Id laugh if someone actually bothered to try this wax and it turned out to be really good. The marketing leaves a lot to be desired but its the same old twaddle as many other brands.


----------



## -Raven- (Aug 26, 2010)

tom-225 said:


> its made by warner chemcical its nothing special


thought it looks the same as CG5050! It's got the same chemical guys bull**** marketing! :lol:


----------



## Waltsinhull (Jan 22, 2011)

This is probably a bit of an inconvenient post, but without 'knowing better' I bought a tin of Boora off Amazon and I have to report it is quite excellent.

I am a fairly accomplished detailer and have used many different products over the years, but I have to say that this wax was impressive.

Granted it was put onto a virtually perfect surface after claying, machine polishing and a quality sealant (werkstat) but the boora went on well with a megs pad, dried well, polished off well and buffed to a very good shine and felt like glass afterwards. 

It didn't leave white dust everywhere like the ubiquitous AG product, it didn't mark any of the trim where I was careless and its lasted about 3 months - I have just re-applied it at the weekend and it produced some of the best beading that I have ever seen.

I have since had a good laugh at the marketing material and, yeah, I have to say it is a tad over the top and misinformed but ultimately the product is pretty good and I felt it was worth what I paid for it.

Oh and before anybody asks - I'm not related to the owners of Boora or anyone who is


----------



## JakeWhite (Oct 14, 2011)

bero1306 said:


> So guys has anyone actually tried it out or are we all just taking the p**s as we all followed the first post which normally happens on here. :wall:


Lol you were also on the bandwagon calling it 'twaddle' in a previous post :lol:


----------



## Trip tdi (Sep 3, 2008)

Amazing what a simple or complex marketing structure can do to a product, make or brake; make's people think and attract to the product, that's marketing for you :thumb:


----------



## T.D.K (Mar 16, 2011)

I've seen some similar marketing on the Chemical Guys website.

Although their products are actually fantastic...


----------



## Danno1975 (Mar 30, 2009)

It's just marketing guys, like the magners advert, it's not really made in the dark, or delivered by a man who drives through walls.

Dodo use similar tongue in cheek adverts, like being in Mauritius, and you know dodos are extinct in reality .

But dodo products are still amongst the best out there and I love magners


----------



## Paddy_R (Jan 10, 2007)

T.D.K said:


> I've seen some similar marketing on the Chemical Guys website.


Only with more spelling and grammar mistakes.


----------



## bero1306 (Jan 24, 2011)

JakeWhite said:


> Lol you were also on the bandwagon calling it 'twaddle' in a previous post :lol:


I can't keep up. :lol:


----------



## JakeWhite (Oct 14, 2011)

Danno1975 said:


> It's just marketing guys, like the magners advert, it's not really made in the dark, or delivered by a man who drives through walls.
> 
> Dodo use similar tongue in cheek adverts, like being in Mauritius, and you know dodos are extinct in reality .
> 
> But dodo products are still amongst the best out there and I love magners


Dodo should get together with magners and make a Orange crush-cider lovechild :thumb:..............or a cider wax :argie:


----------



## Foxx (Jul 5, 2011)

Parafilm said:


> What you talking about?
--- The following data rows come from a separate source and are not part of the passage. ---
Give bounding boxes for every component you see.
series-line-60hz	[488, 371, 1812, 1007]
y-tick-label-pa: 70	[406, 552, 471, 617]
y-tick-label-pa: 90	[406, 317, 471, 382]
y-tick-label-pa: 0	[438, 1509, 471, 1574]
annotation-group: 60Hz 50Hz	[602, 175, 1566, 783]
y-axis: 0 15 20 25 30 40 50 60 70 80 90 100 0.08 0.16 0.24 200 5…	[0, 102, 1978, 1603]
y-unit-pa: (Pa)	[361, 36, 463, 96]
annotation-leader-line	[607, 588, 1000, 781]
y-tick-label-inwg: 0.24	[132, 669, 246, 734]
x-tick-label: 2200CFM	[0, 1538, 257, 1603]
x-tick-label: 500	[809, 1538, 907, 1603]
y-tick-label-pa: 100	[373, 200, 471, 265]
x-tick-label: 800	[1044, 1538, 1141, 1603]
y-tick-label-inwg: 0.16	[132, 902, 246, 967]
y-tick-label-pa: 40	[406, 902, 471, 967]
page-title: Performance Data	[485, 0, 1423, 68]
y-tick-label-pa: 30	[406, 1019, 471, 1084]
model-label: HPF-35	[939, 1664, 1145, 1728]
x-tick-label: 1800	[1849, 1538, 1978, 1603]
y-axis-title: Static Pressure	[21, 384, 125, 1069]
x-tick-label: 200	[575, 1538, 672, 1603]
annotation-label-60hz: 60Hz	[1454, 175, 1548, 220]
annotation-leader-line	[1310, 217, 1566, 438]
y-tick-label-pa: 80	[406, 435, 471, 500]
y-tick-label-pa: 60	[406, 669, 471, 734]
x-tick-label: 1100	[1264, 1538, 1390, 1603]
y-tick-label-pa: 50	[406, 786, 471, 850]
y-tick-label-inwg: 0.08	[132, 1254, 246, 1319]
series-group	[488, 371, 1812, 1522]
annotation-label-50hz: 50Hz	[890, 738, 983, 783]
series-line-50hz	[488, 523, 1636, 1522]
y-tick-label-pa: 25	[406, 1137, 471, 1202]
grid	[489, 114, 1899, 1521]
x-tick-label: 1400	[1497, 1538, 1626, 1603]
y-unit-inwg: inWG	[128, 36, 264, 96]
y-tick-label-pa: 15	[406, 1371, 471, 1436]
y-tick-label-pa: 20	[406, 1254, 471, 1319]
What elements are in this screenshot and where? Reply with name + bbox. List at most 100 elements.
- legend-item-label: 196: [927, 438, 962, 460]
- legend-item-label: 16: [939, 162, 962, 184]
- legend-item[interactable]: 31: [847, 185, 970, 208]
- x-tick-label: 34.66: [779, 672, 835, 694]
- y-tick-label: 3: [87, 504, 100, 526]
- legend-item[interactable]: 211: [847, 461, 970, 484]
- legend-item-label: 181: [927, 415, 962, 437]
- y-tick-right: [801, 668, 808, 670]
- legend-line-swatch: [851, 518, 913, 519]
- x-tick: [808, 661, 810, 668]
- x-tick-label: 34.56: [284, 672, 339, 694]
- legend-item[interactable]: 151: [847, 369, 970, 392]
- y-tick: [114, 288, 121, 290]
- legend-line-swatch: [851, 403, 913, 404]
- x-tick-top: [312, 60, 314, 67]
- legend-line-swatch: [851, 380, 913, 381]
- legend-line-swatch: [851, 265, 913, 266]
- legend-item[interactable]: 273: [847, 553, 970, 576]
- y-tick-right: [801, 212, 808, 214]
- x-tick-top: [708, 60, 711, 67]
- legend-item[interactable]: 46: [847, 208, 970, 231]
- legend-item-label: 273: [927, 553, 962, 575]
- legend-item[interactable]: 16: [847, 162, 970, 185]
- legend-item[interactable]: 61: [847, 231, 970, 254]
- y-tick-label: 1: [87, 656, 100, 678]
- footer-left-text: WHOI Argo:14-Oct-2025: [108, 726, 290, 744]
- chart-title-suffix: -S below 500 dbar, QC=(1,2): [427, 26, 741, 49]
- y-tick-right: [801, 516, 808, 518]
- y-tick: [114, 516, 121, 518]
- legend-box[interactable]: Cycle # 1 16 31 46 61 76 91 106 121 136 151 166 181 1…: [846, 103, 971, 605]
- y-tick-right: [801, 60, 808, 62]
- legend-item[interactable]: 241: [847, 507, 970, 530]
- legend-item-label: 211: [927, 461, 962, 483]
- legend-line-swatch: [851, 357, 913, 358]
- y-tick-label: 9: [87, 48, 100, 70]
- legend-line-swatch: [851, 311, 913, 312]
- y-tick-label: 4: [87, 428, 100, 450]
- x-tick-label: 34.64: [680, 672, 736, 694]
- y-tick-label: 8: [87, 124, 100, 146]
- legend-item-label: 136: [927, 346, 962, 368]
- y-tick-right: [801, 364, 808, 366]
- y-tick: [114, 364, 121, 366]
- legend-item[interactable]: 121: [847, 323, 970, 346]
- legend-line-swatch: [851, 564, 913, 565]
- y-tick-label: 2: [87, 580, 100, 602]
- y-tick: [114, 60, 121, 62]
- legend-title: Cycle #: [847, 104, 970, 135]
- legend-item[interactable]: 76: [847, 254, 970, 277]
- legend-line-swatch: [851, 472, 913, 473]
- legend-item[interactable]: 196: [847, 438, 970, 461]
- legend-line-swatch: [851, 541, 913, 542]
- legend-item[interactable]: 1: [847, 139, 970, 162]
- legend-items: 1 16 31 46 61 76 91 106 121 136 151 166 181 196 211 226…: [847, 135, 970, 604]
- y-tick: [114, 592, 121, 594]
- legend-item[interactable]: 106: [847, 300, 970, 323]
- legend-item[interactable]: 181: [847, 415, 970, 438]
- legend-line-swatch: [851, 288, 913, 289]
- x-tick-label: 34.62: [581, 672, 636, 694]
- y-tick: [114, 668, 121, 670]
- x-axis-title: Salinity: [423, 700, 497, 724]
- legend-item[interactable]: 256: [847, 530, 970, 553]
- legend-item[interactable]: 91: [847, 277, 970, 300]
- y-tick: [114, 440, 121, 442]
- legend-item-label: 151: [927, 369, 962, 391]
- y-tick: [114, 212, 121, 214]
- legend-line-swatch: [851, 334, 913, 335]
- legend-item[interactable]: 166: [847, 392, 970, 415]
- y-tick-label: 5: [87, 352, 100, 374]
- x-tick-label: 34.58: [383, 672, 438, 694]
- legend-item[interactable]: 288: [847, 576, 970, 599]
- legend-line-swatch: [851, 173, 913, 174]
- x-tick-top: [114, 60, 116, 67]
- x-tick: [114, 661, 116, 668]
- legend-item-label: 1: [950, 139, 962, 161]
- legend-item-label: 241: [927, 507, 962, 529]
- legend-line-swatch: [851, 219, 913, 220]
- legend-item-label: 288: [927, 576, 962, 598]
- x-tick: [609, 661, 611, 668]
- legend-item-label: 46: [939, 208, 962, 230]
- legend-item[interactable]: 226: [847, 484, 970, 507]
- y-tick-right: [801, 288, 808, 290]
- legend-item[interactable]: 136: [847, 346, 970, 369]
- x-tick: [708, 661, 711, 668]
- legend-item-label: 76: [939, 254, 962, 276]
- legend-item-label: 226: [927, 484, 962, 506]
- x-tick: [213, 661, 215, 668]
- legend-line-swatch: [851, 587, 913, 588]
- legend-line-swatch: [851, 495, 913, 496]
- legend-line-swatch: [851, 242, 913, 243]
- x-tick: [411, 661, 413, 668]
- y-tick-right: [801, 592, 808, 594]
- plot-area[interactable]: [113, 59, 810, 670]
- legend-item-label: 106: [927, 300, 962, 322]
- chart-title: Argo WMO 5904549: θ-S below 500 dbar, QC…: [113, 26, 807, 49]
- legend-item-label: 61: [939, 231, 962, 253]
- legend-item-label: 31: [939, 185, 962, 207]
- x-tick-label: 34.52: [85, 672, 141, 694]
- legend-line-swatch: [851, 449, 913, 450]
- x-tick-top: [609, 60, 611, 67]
Rodrigo's family were out polishing horses and various basic buildings to protect them with the hardest wax in the country!
> 
> Crazy Rodrigo...


You can NEVER underestimate the military advantage of a properly-waxed horse.

Of course, that's why Velcro was invented in the 17th century also, as nothing sucks more than a Conquistador-laden saddle slipping underneath the horse in combat.


----------